= Jagannathbuwa Purohit =

Indian singer and teacher

Jagannathbuwa Purohit (12 March 1904 – 1968), also known as Pandit Gunidas, was a singer and a teacher of Hindustani classical music. He studied under Vilayat Hussain Khan of Agra Gharana. Buwa's colophon was 'Gunidas'.

==Agra Gharana==
Buwa's was the oldest gharānā of the Mughal courts. His style is said to be authentic with a focus on correctness and precision. His origins were in Dhrupad-Dhamar gayaki.

== Legacy ==
His disciples include Jitendra Abhisheki, Pandit Ram Marathe, Pandit Vasantrao Kulkarni, C. R. Vyas, Suresh Haldankar, Pandit Yeshwantbuwa Joshi and Manik Varma. Tabla artist Pt Bhai (Suresh) Gaitonde, Farukhabad gharana, received his initial training from him.

Buwa was devoted to his teachers during a period when teachers were known to be whimsical.
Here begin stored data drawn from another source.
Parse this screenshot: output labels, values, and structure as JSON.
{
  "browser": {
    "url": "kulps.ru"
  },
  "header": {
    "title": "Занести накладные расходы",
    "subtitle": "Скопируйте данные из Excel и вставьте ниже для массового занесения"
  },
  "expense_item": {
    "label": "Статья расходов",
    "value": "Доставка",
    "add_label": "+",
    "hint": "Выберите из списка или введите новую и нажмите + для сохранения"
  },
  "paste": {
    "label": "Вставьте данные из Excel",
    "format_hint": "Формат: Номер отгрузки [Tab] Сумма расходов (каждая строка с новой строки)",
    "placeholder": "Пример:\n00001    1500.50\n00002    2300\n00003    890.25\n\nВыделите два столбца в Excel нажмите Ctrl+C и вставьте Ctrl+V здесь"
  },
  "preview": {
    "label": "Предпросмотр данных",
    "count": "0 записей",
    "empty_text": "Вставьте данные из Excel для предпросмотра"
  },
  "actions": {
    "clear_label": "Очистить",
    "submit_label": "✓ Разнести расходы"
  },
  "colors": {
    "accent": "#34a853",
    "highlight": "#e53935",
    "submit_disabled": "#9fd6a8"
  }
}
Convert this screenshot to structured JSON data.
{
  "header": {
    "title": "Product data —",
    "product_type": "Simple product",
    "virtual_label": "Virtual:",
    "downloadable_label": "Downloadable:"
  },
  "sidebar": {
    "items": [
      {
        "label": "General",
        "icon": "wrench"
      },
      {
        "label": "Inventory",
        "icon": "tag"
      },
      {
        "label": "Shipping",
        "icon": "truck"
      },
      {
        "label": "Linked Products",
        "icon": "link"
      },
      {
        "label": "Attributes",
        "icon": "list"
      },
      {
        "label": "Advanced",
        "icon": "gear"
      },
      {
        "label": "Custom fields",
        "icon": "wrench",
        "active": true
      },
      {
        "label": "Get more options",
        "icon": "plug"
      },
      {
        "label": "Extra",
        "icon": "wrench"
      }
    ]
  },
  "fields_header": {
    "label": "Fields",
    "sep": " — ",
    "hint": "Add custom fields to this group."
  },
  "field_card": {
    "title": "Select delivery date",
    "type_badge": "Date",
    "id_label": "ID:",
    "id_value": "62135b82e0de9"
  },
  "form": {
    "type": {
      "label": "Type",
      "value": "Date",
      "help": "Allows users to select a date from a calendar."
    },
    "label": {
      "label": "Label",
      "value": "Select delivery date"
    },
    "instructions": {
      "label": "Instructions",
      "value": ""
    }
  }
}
One of them praised him for his devotion and said, "You are a real Gun-das (worshiper of virtue)" and from this statement, he acquired his pen name Gunidas.

== Early life ==
He was born into a Karhade Brahmin family in the Nizam state of Hyderabad. He obtained his primary education in his mother tongue of Marathi. His musical talent was carefully nourished through an age old custom: living with one's teacher, or guru. This created a bond between teacher and disciple. In Hyderabad certain musicians were patronized by the ruler.

Jagannath chose many teachers to learn his trade. The custom was not to pay for tuition but rather to serve one's teacher.

He learned the Tabla, an Indian percussion instrument from Ustad Thirkawa, eventually becoming a Master. His musical training continued until he landed in the house of the Agra dynasty's major singer, Ustad Vilayat Husain Khan. He received excellent training and eventual admiration from Vilayat Khan. Jagannath was a fine vocalist and composer of Hindustani original themes, known as 'Cheej'.

== Career ==
After Indian independence, Jagannath's patronage income vanished and he was forced to move from city to city. He remained celibate.

One of his disciple from Pune said about Jagannath's musical philosophy:

Jagannath Buwa often told me that the basic requirement of music is that magical quality called “Rang” (literally: colour). As a quality in music, “Rang” transcends considerations of voice quality, grammar, and communication of 'rasa' (emotional content).

While in Mumbai, he was admired by music lovers and found generous supporters, including V V Gokhale and his younger brother, Va Va Gokhale of Dadar. He was a regular performer at Dadar-Matunga Music Club.

== Personal life ==
He died at Dombivli on a Diwali day in 1968. He was cremated at Dadar.

When he was given funds by well-wishers in 1962, India was engaged in a war with China. After the war ended, he contributed generously to the Relief Fund for soldiers.

== Legacy ==
A music festival named after him (Gunidas Sammelan) was started by his disciple, C R Vyas, in 1977 and is held every year in Mumbai as well as in other major Indian cities.